The NATURE Tool is there to inform design, planning and long-term management. The spreadsheet tool, which is freely available, has been designed to serve a wide range of projects, from housebuilding to transport infrastructure, and from mineral sites to wind farms.

Tool trials

As part of the development and testing of the NATURE Tool, a partnership across the UK was established with more than 30 built environment organisations including developers, landowners, LPAs, planning professions, NGO’s and Government Agencies.

One of these companies was National Grid:

National Grid trialled the NATURE Tool on two Electricity Transmission schemes in South Wales and the Peak District to assess the reinstatement, mitigation and habitat enhancement actions planned onsite and offsite.

Chris Plester, sustainability specialist at National Grid, said: “Over the last few years there have been many different approaches and tools developed to measure and monitor ecosystem service change, developed by a range of stakeholders for a multitude of reasons.

“It can be a challenge to know the right approach to use. An industry standard, such as the NATURE Tool, will provide a definitive way forward and ‘Go to’ tool that could be adopted by developers and accepted by planners, regulators and policymakers. It is important for us and our peer organisations to adopt a consistent methodology and approach.

“We found the tool was relatively straightforward to complete particularly having detailed habitat information pre and post-development already available.

“The result summary results section provides a good picture of gains and losses across the range of ecosystem services whilst the headline results are a simple and effective way to demonstrate achievement of objectives and benefits for biodiversity and people.

‘’We would be most likely use the NATURE Tool during the detailed design process as a part of the development of our environmental net gain strategies and to support delivery of our corporate commitments to enhance our natural assets in the future.’’

‘Leaving the environment in a better state for the next generation’

Dr Oliver Hölzinger, associate at WSP and creator of the NATURE Tool, commented: “Responding to government policy ambitions and applying our industry expertise, we are delighted to have developed this new tool to aid the built environment sector to collectively achieve ambitions to leave the environment in a better state for the next generation through adopting a natural capital approach to environmental net gain.

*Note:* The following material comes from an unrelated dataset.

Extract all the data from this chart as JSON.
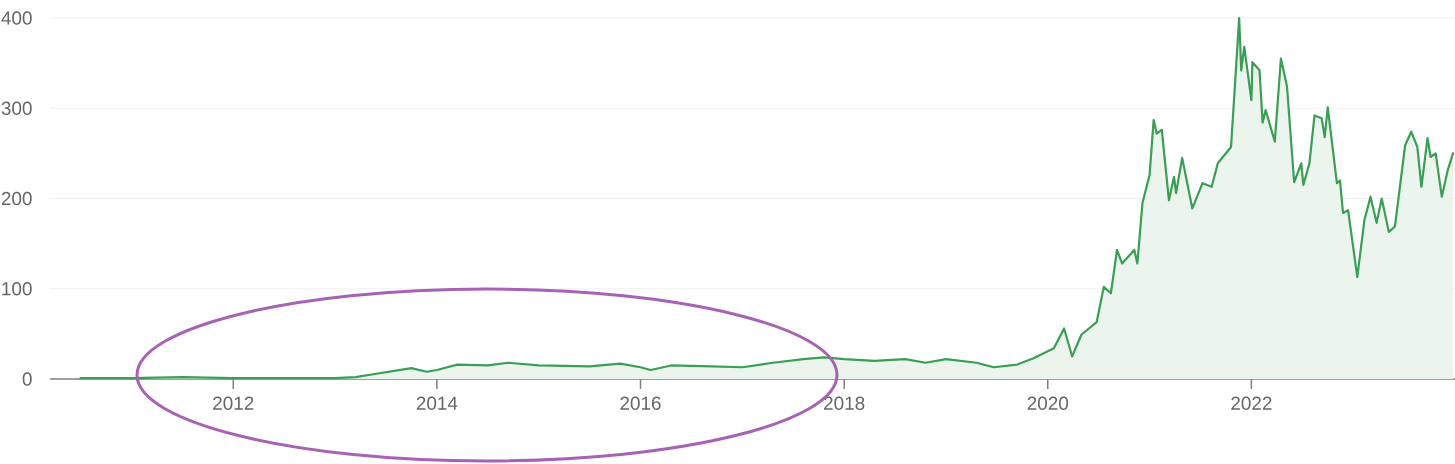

“The NATURE Tool is practical and easy to use allowing the assessment of up to 17 ecosystem services plus physical and mental health benefits through a scoring system indicating both, the direction and magnitude of project impacts. These scores are aggregated based on policy priorities resulting in an overall ‘people score’ for the project.

“This assessment aims to encourage both better decision making and clearly demonstrate the results of positive sustainable action during development.”